Moms

Old computers find new homes with needy students in Arlington district

ARLINGTON -- You won't find them in slick advertisements that trumpet the dazzling speed and versatility of the latest personal computers.

But these old machines, worn out by a million fingertips during their service to the school district, are finding new life in the homes of students whose families can't afford to buy a computer.

For the past five years, like Santa's elves in their workshop, staffers in the district's technology support department have been refurbishing computers that previously would have been shuttled away to a public auction.

About 300 computers a year are donated to selected families to help fill what officials consider a critical educational gap. They believe students who don't have adequate after-school access to a computer often have trouble keeping up with their classmates.

Most of the renewed products of the Computers for Kids program are about eight years old, which is the district's target age for replacing its front-line processors. But they still pack enough firepower for word processing, Internet research and most other basic educational duties, said technology support director Ed Cannady.

"They're decent computers," he said. "We try to do as many as we can. We've had good responses from the schools."

His computers are always in demand. When he gets a batch ready, he notifies school principals via the district's in-house website, and the campuses find homes for them.

Smiles all around

It's a mission that earns smiles not only from families but also from school employees like Robyn Anaya, a social worker at the Newcomer Center at Workman Junior High School who helps immigrant students transition into an English-speaking culture.

The center has put her in charge of getting as many free computers as she can and then pairing them with the disadvantaged students who would best benefit from them.

"So many of the students who come here are at risk, and many of them wouldn't have a chance -- at least in the near future -- to get a computer and Internet access for homework, for keyboarding and doing papers," Anaya said.

One of the best parts: explaining to the grateful recipients that the computer is not a loaner.

"They say, 'When do we need to return it?' and I say, 'No, no, it's yours to keep,'" she said.
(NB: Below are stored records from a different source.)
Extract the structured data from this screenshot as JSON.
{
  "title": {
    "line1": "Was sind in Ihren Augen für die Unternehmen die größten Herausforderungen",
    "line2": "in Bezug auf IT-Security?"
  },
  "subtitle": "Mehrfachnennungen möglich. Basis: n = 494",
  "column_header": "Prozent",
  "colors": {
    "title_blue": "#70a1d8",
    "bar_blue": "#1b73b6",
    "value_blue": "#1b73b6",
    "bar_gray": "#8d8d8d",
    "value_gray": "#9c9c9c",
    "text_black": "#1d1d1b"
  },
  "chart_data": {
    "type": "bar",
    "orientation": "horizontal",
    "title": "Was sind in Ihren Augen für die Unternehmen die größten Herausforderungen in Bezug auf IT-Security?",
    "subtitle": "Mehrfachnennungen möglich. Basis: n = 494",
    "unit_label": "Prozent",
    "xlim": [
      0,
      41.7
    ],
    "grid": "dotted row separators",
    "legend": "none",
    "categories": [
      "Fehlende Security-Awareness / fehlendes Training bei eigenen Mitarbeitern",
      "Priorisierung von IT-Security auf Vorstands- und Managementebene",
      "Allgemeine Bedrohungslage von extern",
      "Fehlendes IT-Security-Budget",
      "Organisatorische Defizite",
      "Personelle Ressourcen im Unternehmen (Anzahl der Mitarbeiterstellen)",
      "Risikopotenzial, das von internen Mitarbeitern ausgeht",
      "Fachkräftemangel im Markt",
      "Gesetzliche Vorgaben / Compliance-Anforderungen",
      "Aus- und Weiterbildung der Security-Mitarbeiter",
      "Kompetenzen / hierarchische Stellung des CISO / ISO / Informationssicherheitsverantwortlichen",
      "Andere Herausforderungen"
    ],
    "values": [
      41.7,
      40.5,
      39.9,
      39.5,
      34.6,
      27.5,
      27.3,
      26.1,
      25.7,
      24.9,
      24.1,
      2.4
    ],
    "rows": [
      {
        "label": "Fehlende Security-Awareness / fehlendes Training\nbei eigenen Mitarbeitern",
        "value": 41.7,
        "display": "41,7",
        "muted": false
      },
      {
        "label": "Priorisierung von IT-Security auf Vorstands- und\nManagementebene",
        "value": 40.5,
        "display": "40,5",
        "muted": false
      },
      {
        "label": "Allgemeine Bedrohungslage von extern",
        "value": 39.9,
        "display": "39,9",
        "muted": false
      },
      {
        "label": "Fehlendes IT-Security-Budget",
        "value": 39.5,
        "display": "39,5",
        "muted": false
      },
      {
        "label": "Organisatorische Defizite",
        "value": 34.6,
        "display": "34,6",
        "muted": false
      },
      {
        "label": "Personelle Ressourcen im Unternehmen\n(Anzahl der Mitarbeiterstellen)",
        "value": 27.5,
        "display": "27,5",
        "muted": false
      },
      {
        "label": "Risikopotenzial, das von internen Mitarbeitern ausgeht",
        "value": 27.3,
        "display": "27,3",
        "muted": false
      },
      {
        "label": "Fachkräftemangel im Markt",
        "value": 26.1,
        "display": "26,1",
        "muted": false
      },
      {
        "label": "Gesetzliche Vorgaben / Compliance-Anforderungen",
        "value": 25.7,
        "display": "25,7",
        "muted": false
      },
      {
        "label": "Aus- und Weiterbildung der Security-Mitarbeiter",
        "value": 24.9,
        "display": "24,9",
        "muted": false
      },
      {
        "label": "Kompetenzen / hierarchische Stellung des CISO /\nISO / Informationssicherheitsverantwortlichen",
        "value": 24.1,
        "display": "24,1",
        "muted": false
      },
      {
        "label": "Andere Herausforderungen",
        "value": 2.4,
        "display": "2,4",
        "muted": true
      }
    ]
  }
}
While the computers are provided free by the district, acquiring Internet service is left to the families, Anaya said.

'Family learning center'

Cannady said the old machines aren't given additional memory and speed because they don't need to compete with their high-powered successors. But each gets its chassis cleaned, battery replaced and hard drive reformatted.

The technicians install Open Office and other software provided free to school districts.

"We don't want to spend any money on them, really," Cannady said. "They're salvage machines. If we have one that's giving us trouble, we go right on to the next one."

Cannady said he refurbished the first computer in September 2005, when a change in the state education code began allowing school districts to give old computers to students who don't have access to one at home. The code requires that preference be given to educationally disadvantaged students.

Previously, computers that were bought with tax money had to be sold at public auction when they were retired, Cannady said.

School board President Gloria Pena said she hopes that the gift computers are not only improving education for those students but also getting their parents involved. She said that in her travels around the state she has seen a couple of school districts in the program actively promoting the idea of parents sharing in the donated technology.

"It helps them learn so that they in turn can teach their children," she said. "It becomes a family learning center."